Cinema: A. P. & Want-to-See

  • Share
  • Read Later

(2 of 2)

When story, title and cast total up to sub-average Want-to-See, the manufacturer can hurriedly sell his story to a non-client of A.R.I.—or he can scrap the whole thing. Thus far, A.R.I, has tested out 5,000 story ideas, of which 900 have become completed movies.

Previews & Critics. The finished—but still uncut—picture is given the works with an electrical contraption called the Hopkins Televoting System. Each member of A.R.I.'s handpicked, cross-section audience sits in a wired section of a preview theater. With his eyes on the screen, he clutches a gadget that resembles a flashlight. On the gadget's round face is an indicator that can easily be turned with the fingers (see cut). A turn to the right means "Like," far right "Like Very Much." A left twist registers as "Dull" or "Very Dull." The emotional reactions of A.R.I.'s watchers flow into a central machine which combines them all into one big wavy line. This chart, picturing the audience's peaks of ecstasy and valleys of apathy, shows the manufacturer where to trim out dull spots in his picture. It is known as a Preview Profile.

Moviemakers used to throw good advertising money after bad to promote an expensive flop. A.R.I, advises just the opposite. If the Preview Profile looks bad, the ad budget might as well be slashed. If the preview pans out better than expected, the picture is given special treatment and bigger ballyhoo.
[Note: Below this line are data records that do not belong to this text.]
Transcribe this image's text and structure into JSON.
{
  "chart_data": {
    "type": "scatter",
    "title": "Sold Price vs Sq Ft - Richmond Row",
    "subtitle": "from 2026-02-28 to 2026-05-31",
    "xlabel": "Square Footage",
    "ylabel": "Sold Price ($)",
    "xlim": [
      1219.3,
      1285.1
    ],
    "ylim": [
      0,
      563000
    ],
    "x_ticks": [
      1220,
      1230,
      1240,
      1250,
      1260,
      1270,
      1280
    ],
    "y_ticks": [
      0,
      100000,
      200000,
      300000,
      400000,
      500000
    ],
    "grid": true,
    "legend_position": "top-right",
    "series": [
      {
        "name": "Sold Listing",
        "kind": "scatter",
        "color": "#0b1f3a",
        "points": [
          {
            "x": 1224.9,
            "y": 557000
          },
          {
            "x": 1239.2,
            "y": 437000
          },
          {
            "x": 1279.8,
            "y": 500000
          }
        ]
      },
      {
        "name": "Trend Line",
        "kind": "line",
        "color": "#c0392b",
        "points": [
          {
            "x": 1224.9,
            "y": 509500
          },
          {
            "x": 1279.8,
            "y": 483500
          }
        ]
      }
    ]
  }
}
Professional critics are mostly just shouting down a well. In Manhattan, where movie reviews sometimes get read, critics reach only about 12% of the public. A.R.I, thinks reviewers rarely influence Want-to-See. If they are angry enough or loud enough, they may contribute in a mild way to a movie's A.P.

CURRENT & CHOICE

Anna and the King of Siam. Lively period piece in which Irene Dunne and Rex Harrison prove that boy-gets-girl isn't the only kind of movie fun (TIME, June 24).

Cluny Brown. Ernst Lubitsch puts Jennifer Jones, Charles Boyer and an excellent cast through the hoops of British snobbery (TIME, May 20).

Henry V. Laurence Olivier's beautiful production of Shakespeare's play (TIME, April 8).

-*From the U.S. population of 140 million, experts subtract invalids, the proved insane and children under five. Resulting total: 91 million potential moviegoers. Hollywood does not feel excessively greedy about the several million sane, healthy adults still holding out.